Um homem caminha no meio da rua na direção contraria aos carros, no meio da linha pontilhada de branco que divide a via. Caminha na direção do transito e recua de costas com passos largos. Uma mulher da voltas em torno de um homem, casais dançam na grama. Uma banda toca dobrados num coreto improvisado. Uma repórter de TV deita no chão com o cabelo pro lado e se deixa mapear na calçada. Um carro para. O homem caminha de quatro patas na direção dele. Uma mulher se deixa escrever por homens na própria pele. Um grupo de bboys dançam sincronizados, uma mulher sobe na arvore e a outra entra num táxi. Um grupo de pessoas invadem o táxi, a mulher sentada na frente fala sem parar, todos falam ao mesmo tempo. O motorista escuta. Um casal se beija na boca na traseira aberta de um carro chique que quase os leva embora. Depois ele veste a roupa dela e ela a dele e passeiam abraçados. O homem avança na direção de um caminhão branco enorme e desvia no ultimo momento. Fica de cueca no meio da rua e se lambuza de maizena. O publico aplaude os carros e as motos ziguezagueiam com seus clientes de capacetes. Estamos na avenida Joaquim Nelson no bairro do Dirceu em Teresina. A banda toca Roberto Carlos e um homem senta numa cadeira de plástico e cobre o rosto com a camiseta azul. Um outro acrescenta uma placa de pare naquele corpo. Um homem corre de joelhos arqueados pintado de vermelho feito homem-macaco-aborigena. Um grupo se prepara para dar uma largada. Algumas crianças brincam de seguir passos desenhados em papeis colados na escada, o fotografo dispara sem flash, uma mulher filma o movimento e tenho a certeza sincera de que meu olhar não vê tudo. subversivo, subjetivo, desnorteado, meu olhar apenas perambula fazendo escolhas sem conseguir abarcar.
Marcelo Evelin
Fotos: Júnior Araújo
15 de fevereiro de 2008 em 16:57
mas o olhar não tem como abarcar tudo não, Marcelo.

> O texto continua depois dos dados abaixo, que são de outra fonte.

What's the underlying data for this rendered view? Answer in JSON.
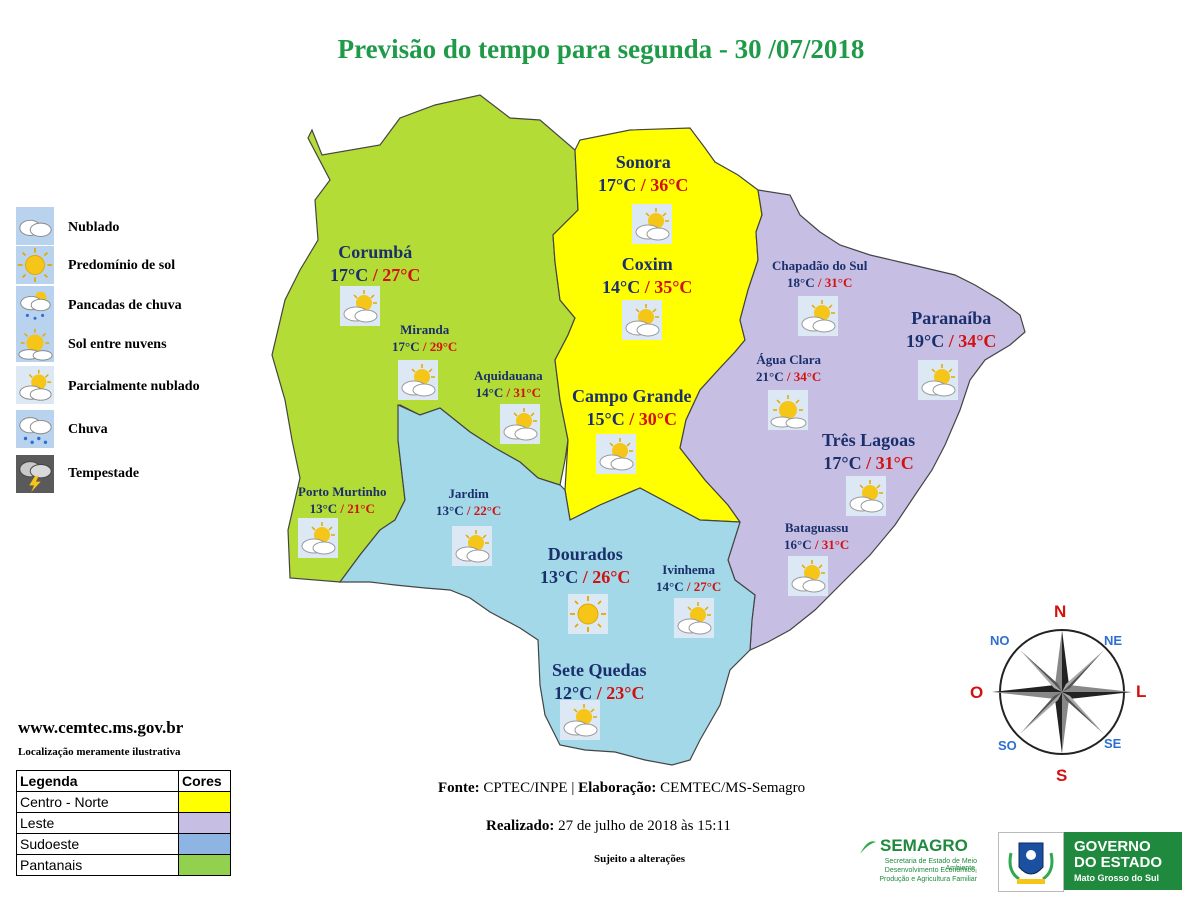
{
  "title": "Previsão do tempo para segunda - 30 /07/2018",
  "colors": {
    "centro_norte": "#ffff00",
    "leste": "#c6bfe3",
    "sudoeste": "#a3d8e8",
    "pantanais": "#b3dc37",
    "title": "#1f9a48",
    "min_temp": "#1a2f6b",
    "max_temp": "#d31111"
  },
  "cities": [
    {
      "id": "sonora",
      "name": "Sonora",
      "min": "17°C",
      "sep": "/",
      "max": "36°C",
      "icon": "partly-cloudy-icon"
    },
    {
      "id": "coxim",
      "name": "Coxim",
      "min": "14°C",
      "sep": "/",
      "max": "35°C",
      "icon": "partly-cloudy-icon"
    },
    {
      "id": "corumba",
      "name": "Corumbá",
      "min": "17°C",
      "sep": "/",
      "max": "27°C",
      "icon": "partly-cloudy-icon"
    },
    {
      "id": "chapadao",
      "name": "Chapadão  do Sul",
      "min": "18°C",
      "sep": "/",
      "max": "31°C",
      "icon": "partly-cloudy-icon"
    },
    {
      "id": "paranaiba",
      "name": "Paranaíba",
      "min": "19°C",
      "sep": "/",
      "max": "34°C",
      "icon": "partly-cloudy-icon"
    },
    {
      "id": "miranda",
      "name": "Miranda",
      "min": "17°C",
      "sep": "/",
      "max": "29°C",
      "icon": "partly-cloudy-icon"
    },
    {
      "id": "aquidauana",
      "name": "Aquidauana",
      "min": "14°C",
      "sep": "/",
      "max": "31°C",
      "icon": "partly-cloudy-icon"
    },
    {
      "id": "agua_clara",
      "name": "Água Clara",
      "min": "21°C",
      "sep": "/",
      "max": "34°C",
      "icon": "sun-clouds-icon"
    },
    {
      "id": "campo_grande",
      "name": "Campo  Grande",
      "min": "15°C",
      "sep": "/",
      "max": "30°C",
      "icon": "partly-cloudy-icon"
    },
    {
      "id": "tres_lagoas",
      "name": "Três Lagoas",
      "min": "17°C",
      "sep": "/",
      "max": "31°C",
      "icon": "partly-cloudy-icon"
    },
    {
      "id": "porto_murtinho",
      "name": "Porto Murtinho",
      "min": "13°C",
      "sep": "/",
      "max": "21°C",
      "icon": "partly-cloudy-icon"
    },
    {
      "id": "jardim",
      "name": "Jardim",
      "min": "13°C",
      "sep": "/",
      "max": "22°C",
      "icon": "partly-cloudy-icon"
    },
    {
      "id": "bataguassu",
      "name": "Bataguassu",
      "min": "16°C",
      "sep": "/",
      "max": "31°C",
      "icon": "partly-cloudy-icon"
    },
    {
      "id": "dourados",
      "name": "Dourados",
      "min": "13°C",
      "sep": "/",
      "max": "26°C",
      "icon": "sunny-icon"
    },
    {
      "id": "ivinhema",
      "name": "Ivinhema",
      "min": "14°C",
      "sep": "/",
      "max": "27°C",
      "icon": "partly-cloudy-icon"
    },
    {
      "id": "sete_quedas",
      "name": "Sete Quedas",
      "min": "12°C",
      "sep": "/",
      "max": "23°C",
      "icon": "partly-cloudy-icon"
    }
  ],
  "icon_legend": [
    {
      "label": "Nublado",
      "icon": "cloudy-icon"
    },
    {
      "label": "Predomínio de sol",
      "icon": "sunny-icon"
    },
    {
      "label": "Pancadas de chuva",
      "icon": "showers-icon"
    },
    {
      "label": "Sol entre nuvens",
      "icon": "sun-clouds-icon"
    },
    {
      "label": "Parcialmente nublado",
      "icon": "partly-cloudy-icon"
    },
    {
      "label": "Chuva",
      "icon": "rain-icon"
    },
    {
      "label": "Tempestade",
      "icon": "storm-icon"
    }
  ],
  "website": "www.cemtec.ms.gov.br",
  "location_note": "Localização  meramente  ilustrativa",
  "region_legend": {
    "header_region": "Legenda",
    "header_color": "Cores",
    "rows": [
      {
        "label": "Centro - Norte",
        "color": "#ffff00"
      },
      {
        "label": "Leste",
        "color": "#c6bfe3"
      },
      {
        "label": "Sudoeste",
        "color": "#8db4e2"
      },
      {
        "label": "Pantanais",
        "color": "#92d050"
      }
    ]
  },
  "footer": {
    "fonte_label": "Fonte:",
    "fonte_value": "CPTEC/INPE |",
    "elab_label": "Elaboração:",
    "elab_value": "CEMTEC/MS-Semagro",
    "realizado_label": "Realizado:",
    "realizado_value": "27 de julho de 2018 às 15:11",
    "sujeito": "Sujeito a alterações"
  },
  "compass": {
    "n": "N",
    "s": "S",
    "l": "L",
    "o": "O",
    "ne": "NE",
    "no": "NO",
    "se": "SE",
    "so": "SO"
  },
  "logos": {
    "semagro_name": "SEMAGRO",
    "semagro_sub1": "Secretaria de Estado de Meio Ambiente,",
    "semagro_sub2": "Desenvolvimento Econômico,",
    "semagro_sub3": "Produção e Agricultura Familiar",
    "gov_line1": "GOVERNO",
    "gov_line2": "DO ESTADO",
    "gov_line3": "Mato Grosso do Sul"
  }
}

não quando tem dezenas de pessoas felizes à sua volta, cada uma à sua maneira, cada qual com seu cada qual.
15 de fevereiro de 2008 em 20:20
do lado de biciletas, com rapazes de boné, cinco com braços cruzados:
“aquele ali cara! o careca”
Uma senhora se aproximou e perguntou pra mim: “é uma apresentação é?” – pausa – uma rápida conversa. Ela me mostrou a casa dela, fica na avenida. Ela sempre fica na calçada a noite. Resolveu enfim chegar mais perto do teatro.
Na rua de lado do teatro do fundo uma familia vinha, crianças(risos) na frente correndo pra ver que barulho de música era aquele , dessa vez tinham saído de casa na hora da novela porque tava acontecendo alguma coisa.
O seu Cosme o taxista, tava assombrado, um monte de gente entrou no táxi e do lado de fora aplaudiram e gritaram o nome dele em coro.
Já perto do fim uma corda, um contorno de pessoa num carro, a banda na grama, um som de carnaval, gente correndo, pessoas olhando, público misturado, os funcionários da arca do zé saíram e ficaram na calçada.
O onibus teve que passar bem devagar. Aqui no Dirceu isso é muito comum exatamente ali naquela esquina , todo fim de semana tem aglomeração de gente, num forró disputado perto da caixa d’água. Dessa vez era alguma outra coisa, e aí que o espaço era resignificado com a mesma aglomeração de gente, com um monte de bicicleta e moto. Com um outro tipo de barulho e ação.
Não dava mesmo pro olhar “abarcar”.
E até dá pra escrever de outro jeito sobre como foi essa ação dentro do instantâneo. Mas falando assim fica mais fácil, eu acho, de imaginar como foi essa abordagem caótica, barulhenta e desestabilizante.
Deu uma sacudida!
15 de fevereiro de 2008 em 23:31
a minha curiosidade agora é saber como vão ser as próximas quartas feiras…será que o efeito dessa sacudida acaba na hora de entrar no portal sagrado do teatro e ver o que acontece ou se esse efeito vai reverberar por lá?